I also find the concept of spiritual warfare very interesting. As Bauman explains it, if pulled off correctly it will add a new level of strategy to the game. Powerfully spirited units will be able to quickly convert well-armed bad guys. Conversely, the very spiritual characters tend to move slower and are very bad at physical combat so they can be sniped by soldiers.

There's no way for me to say if this game, taken outside of its bible-thumping, is fun. I've always believed that you can't review an RTS without spending a considerable amount of time with it. This genre is all about careful balance and nuance. But from what I saw, the game offers decent graphics, but may be a bit too shallow to fully engage hard-core strategy gamers.

While I think the mechanics are interesting, this is one of those games, like most RTS, that will live or die online.

It's only in the online portion of the game, which supports up to eight players, that you can play the bad guys and it is online where people will spend most of their time with the game, Bauman says.

I also talked to Bauman and Jeffrey Frichner, president of the developer, about some of the deeper implications of the game. I applaud the effort of any game designer to inject deeper meaning in a game, but at the same time it's easy to wonder just what sort of messages they will include.

Bauman says the goal of the game is threefold: To entertain, to get people to think about God and to get people to talk about God.
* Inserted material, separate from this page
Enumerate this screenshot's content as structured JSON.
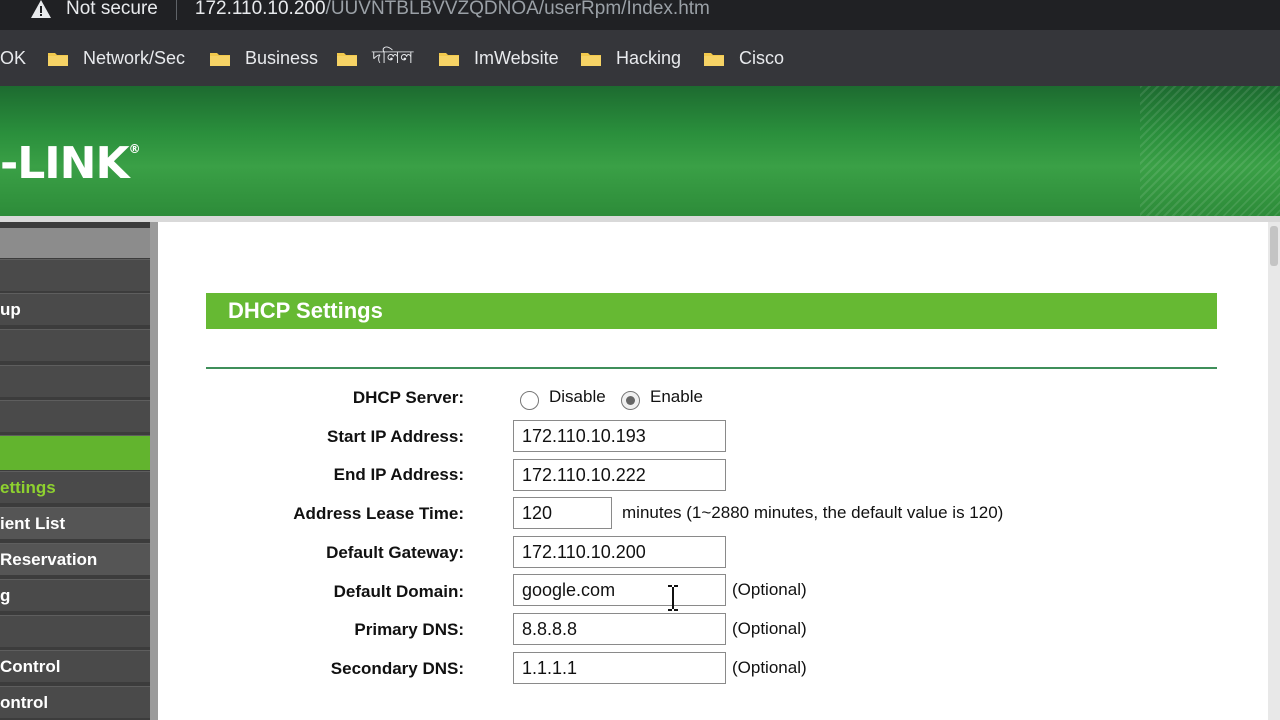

The game, which has plenty of death, but no blood, is geared toward gamers 13 to 34, he said, adding that pre-sales at stores like Gamestop have been "good." (The game is shipping with a number of different SKUs. Some will include a free bible, others a free copy of the first book and still others cheat codes.)

I asked them how they choose who to classify as the "bad guys" of the game, while writing their back stories. Did they have "bad" characters with back stories that described the person as being gay or maybe having had an abortion?

Bauman said no, they didn't.

The idea, he said, was to develop archetypes that people could identify with. I had him click on a bad guy I selected randomly in the game. Reading through the five or six paragraph-long life story, the guy came off as a workaholic who just didn't have time for religion. His faith story described how he joined the Global Community Peacekeepers. The guy saw the group as a movement that hoped to bring peace to the world through unification and just wanted to start out with them on the ground floor.

Bauman said that most of the "bad guy" life stories were that innocuous.

While the game has a very obvious message it's pushing, the version I saw didn't really beat your over the head with it. The only scripture in the game comes in the form of occasional power-ups. You find a scroll, read a line of scripture and an angel appears to bestow increased spirituality or some other buff.

Between each mission there is also a page that pops up with a Christian message and some Christian music. The one I saw talked about the second-coming and how it's real. The screen does have a button on it that lets you skip right back to gameplay.

Both Frichner and Bauman say they see video games as a new vehicle, a newly discovered art form that can be used to spread their particular message. It's funny hearing a group, often associated with being anti-games, defending video games the same way companies like Electronic Arts and Ubisoft have been doing for years.

This is the sort of game that players need to embrace, not for the message or even for the gameplay, but because it helps evelop the detractors which is the obvious and inevitable outcome to any new media cultural backlash.